Price increases are bad enough, but it’s not just prices. It’s about tax. Ask yourself this question. Do you think that Reeves is going to put taxes up or down in her next Budget in the autumn?
So if the 2 per cent target is not credible – and I really think it is for the birds – what should we do?
I suggest that we should hope for the best, but be resilient and plan for the worst. If inflation hits 4 per cent and then gets stuck at 3 per cent or more, it is going to be very hard for the Bank of England to cut interest rates.
The financial markets still expect some decline in rates this year, though they have become a little less confident than they were even a few days ago. I think it is not impossible that the next move in interest rates will be up, not down.
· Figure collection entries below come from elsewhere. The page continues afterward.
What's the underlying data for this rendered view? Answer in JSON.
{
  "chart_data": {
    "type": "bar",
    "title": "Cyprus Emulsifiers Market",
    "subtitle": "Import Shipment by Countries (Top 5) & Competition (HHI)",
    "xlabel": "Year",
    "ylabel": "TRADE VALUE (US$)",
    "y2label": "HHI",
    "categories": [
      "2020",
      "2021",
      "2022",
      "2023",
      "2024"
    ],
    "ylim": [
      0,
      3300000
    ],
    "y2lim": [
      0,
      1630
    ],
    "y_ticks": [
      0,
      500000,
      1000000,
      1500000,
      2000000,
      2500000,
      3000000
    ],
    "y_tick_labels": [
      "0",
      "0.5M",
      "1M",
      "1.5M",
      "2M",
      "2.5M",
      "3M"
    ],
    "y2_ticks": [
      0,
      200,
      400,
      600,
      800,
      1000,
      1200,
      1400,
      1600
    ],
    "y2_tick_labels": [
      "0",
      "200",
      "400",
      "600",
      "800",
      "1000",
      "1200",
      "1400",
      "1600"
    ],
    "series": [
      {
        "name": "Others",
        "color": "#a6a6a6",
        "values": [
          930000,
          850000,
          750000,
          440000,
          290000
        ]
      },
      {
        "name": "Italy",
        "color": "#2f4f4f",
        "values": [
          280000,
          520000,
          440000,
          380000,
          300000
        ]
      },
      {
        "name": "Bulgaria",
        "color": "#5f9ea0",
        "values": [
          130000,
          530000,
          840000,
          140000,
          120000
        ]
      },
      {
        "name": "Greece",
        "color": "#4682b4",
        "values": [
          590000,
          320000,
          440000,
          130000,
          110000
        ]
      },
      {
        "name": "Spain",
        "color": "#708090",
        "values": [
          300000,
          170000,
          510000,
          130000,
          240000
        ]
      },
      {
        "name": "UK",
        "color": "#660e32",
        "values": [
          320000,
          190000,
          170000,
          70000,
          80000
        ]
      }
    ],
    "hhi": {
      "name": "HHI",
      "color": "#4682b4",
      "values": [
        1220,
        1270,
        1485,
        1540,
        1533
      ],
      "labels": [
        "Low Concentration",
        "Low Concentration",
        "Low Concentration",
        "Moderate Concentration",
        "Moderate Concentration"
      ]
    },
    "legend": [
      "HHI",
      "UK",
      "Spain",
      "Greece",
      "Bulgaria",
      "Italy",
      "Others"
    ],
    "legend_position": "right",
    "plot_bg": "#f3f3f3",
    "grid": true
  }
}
It is perfectly plausible that the cost of longer-term borrowing will go up too. The ten-year gilt yield on Friday was around 4.75 per cent. It was below 4 per cent a year ago. Suppose it goes to 5 per cent or more. It would make sense for anyone borrowing on a mortgage, or indeed for anything else, to lock in at whatever they can get now.
We have to assume, too, that the real value of our savings will continue to be savaged, so we should put them into anything that gives protection.
It may not be the best idea right now, as the gold price is at an all-time high, but there has been a lot of money going into jewellery.
My own view, for what it’s worth, is that UK equities remain a decent buy.
The one thing I am sure of is that inflation will be even higher than official forecasts. Sorry, but forewarned is forearmed.